Investigating Disagreement in the Scientific Literature
This provides insights into scientific progress and disciplinary cultures, though it is incremental as it builds on existing text analysis methods.
The authors tackled the problem of measuring disagreement in scientific literature by developing a cue-phrase based method to analyze over four million articles from 2000-2015, revealing higher disagreement in social sciences and lower in physics and mathematics, with heterogeneity across sub-fields.

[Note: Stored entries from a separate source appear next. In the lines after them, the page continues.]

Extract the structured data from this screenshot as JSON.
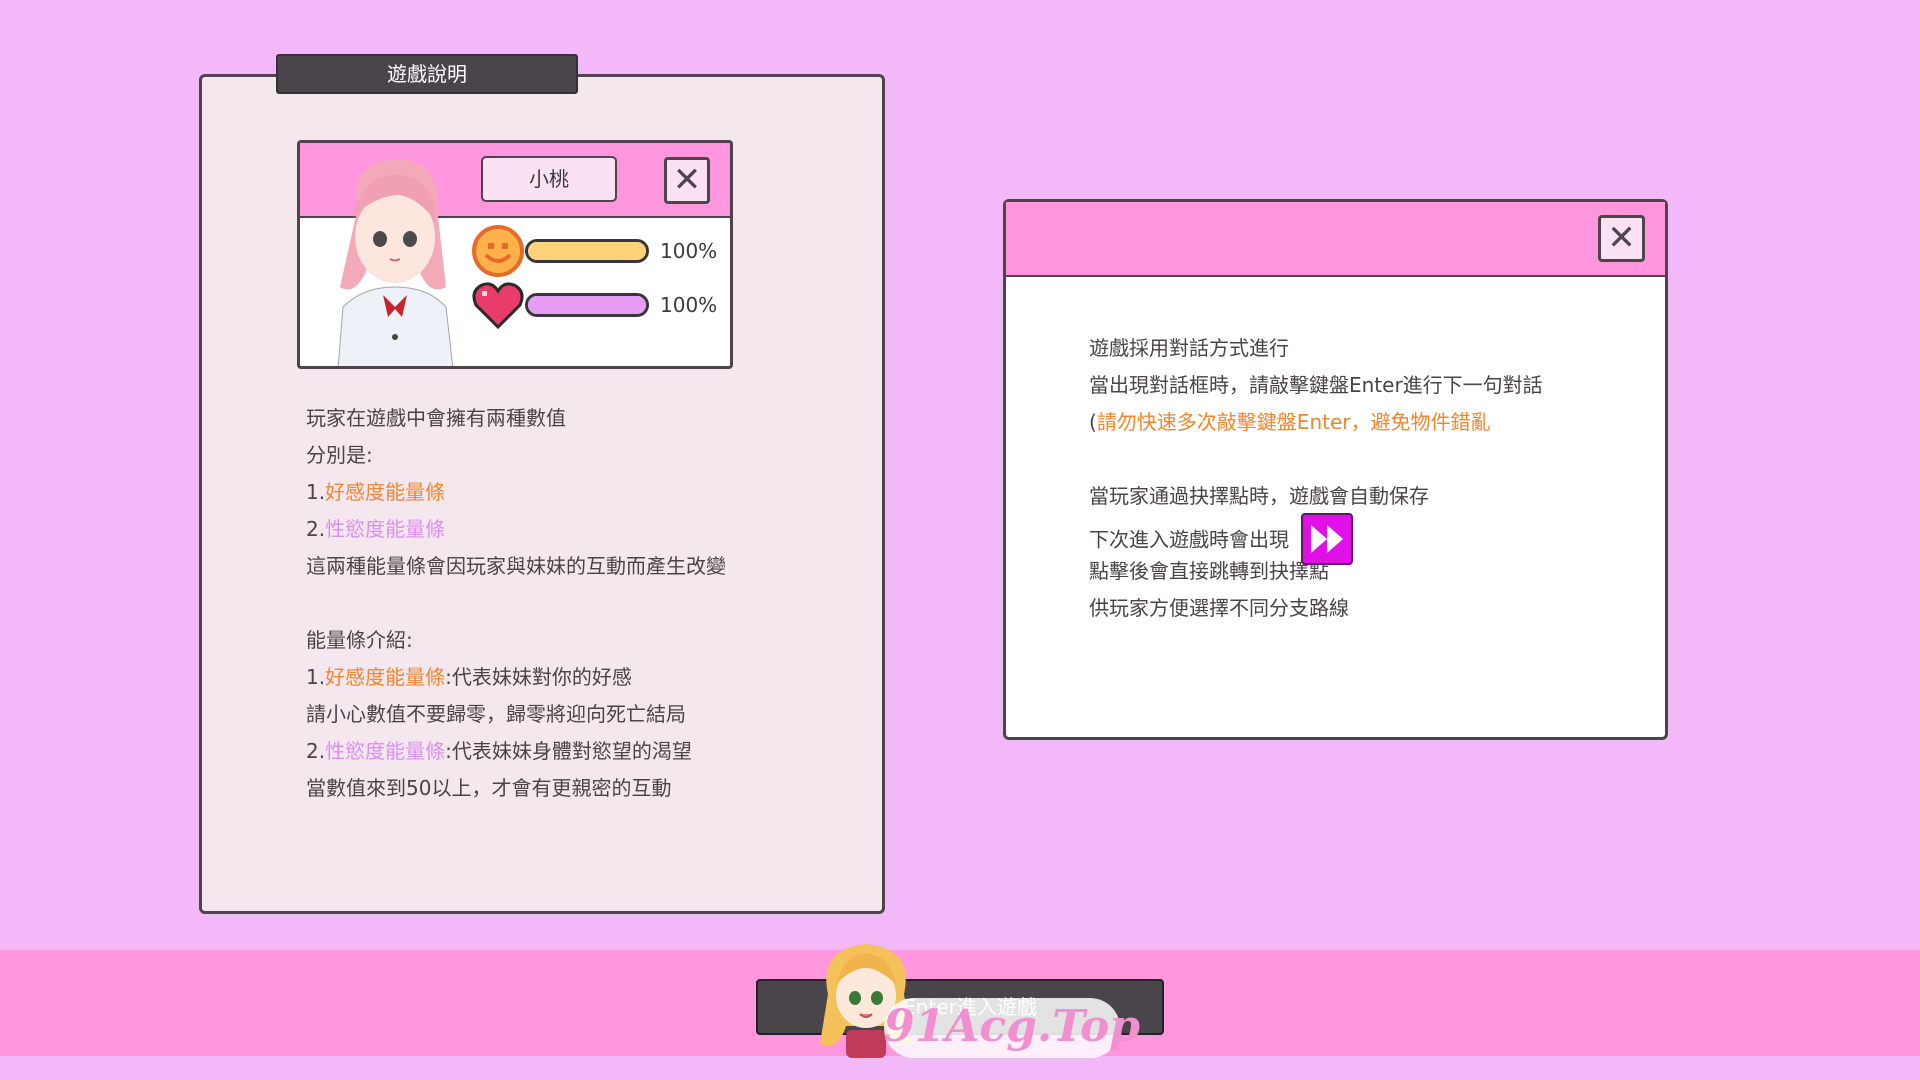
{
  "left_panel": {
    "tab_title": "遊戲說明",
    "card": {
      "name": "小桃",
      "close_icon": "✕",
      "favor_value": "100%",
      "lust_value": "100%",
      "favor_level": 1.0,
      "lust_level": 1.0
    },
    "lines": {
      "l1": "玩家在遊戲中會擁有兩種數值",
      "l2": "分別是:",
      "l3_num": "1.",
      "l3_hl": "好感度能量條",
      "l4_num": "2.",
      "l4_hl": "性慾度能量條",
      "l5": "這兩種能量條會因玩家與妹妹的互動而產生改變",
      "l6": "能量條介紹:",
      "l7_num": "1.",
      "l7_hl": "好感度能量條",
      "l7_rest": ":代表妹妹對你的好感",
      "l8": "請小心數值不要歸零，歸零將迎向死亡結局",
      "l9_num": "2.",
      "l9_hl": "性慾度能量條",
      "l9_rest": ":代表妹妹身體對慾望的渴望",
      "l10": "當數值來到50以上，才會有更親密的互動"
    }
  },
  "right_panel": {
    "close_icon": "✕",
    "lines": {
      "r1": "遊戲採用對話方式進行",
      "r2": "當出現對話框時，請敲擊鍵盤Enter進行下一句對話",
      "r3_paren": "(",
      "r3_hl": "請勿快速多次敲擊鍵盤Enter，避免物件錯亂",
      "r4": "當玩家通過抉擇點時，遊戲會自動保存",
      "r5": "下次進入遊戲時會出現",
      "r6": "點擊後會直接跳轉到抉擇點",
      "r7": "供玩家方便選擇不同分支路線"
    }
  },
  "bottom": {
    "start_label": "按Enter進入遊戲",
    "watermark": "91Acg.Top"
  },
  "colors": {
    "background": "#f2b8f8",
    "header_pink": "#ff96de",
    "highlight_orange": "#f0862e",
    "highlight_violet": "#da8ff0",
    "favor_bar": "#ffd27a",
    "lust_bar": "#e59cf2",
    "fast_forward": "#e011e6"
  },
  "icons": {
    "favor": "smiley-face-icon",
    "lust": "heart-icon",
    "skip": "fast-forward-icon",
    "close": "close-icon"
  }
}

Disagreement is essential to scientific progress. However, the extent of disagreement in science, its evolution over time, and the fields in which it happens, remains poorly understood. Leveraging a massive collection of English-language scientific texts, we develop a cue-phrase based approach to identify instances of disagreement citations across more than four million scientific articles. Using this method, we construct an indicator of disagreement across scientific fields over the 2000-2015 period. In contrast with black-box text classification methods, our framework is transparent and easily interpretable. We reveal a disciplinary spectrum of disagreement, with higher disagreement in the social sciences and lower disagreement in physics and mathematics. However, detailed disciplinary analysis demonstrates heterogeneity across sub-fields, revealing the importance of local disciplinary cultures and epistemic characteristics of disagreement. Paper-level analysis reveals notable episodes of disagreement in science, and illustrates how methodological artifacts can confound analyses of scientific texts. These findings contribute to a broader understanding of disagreement and establish a foundation for future research to understanding key processes underlying scientific progress.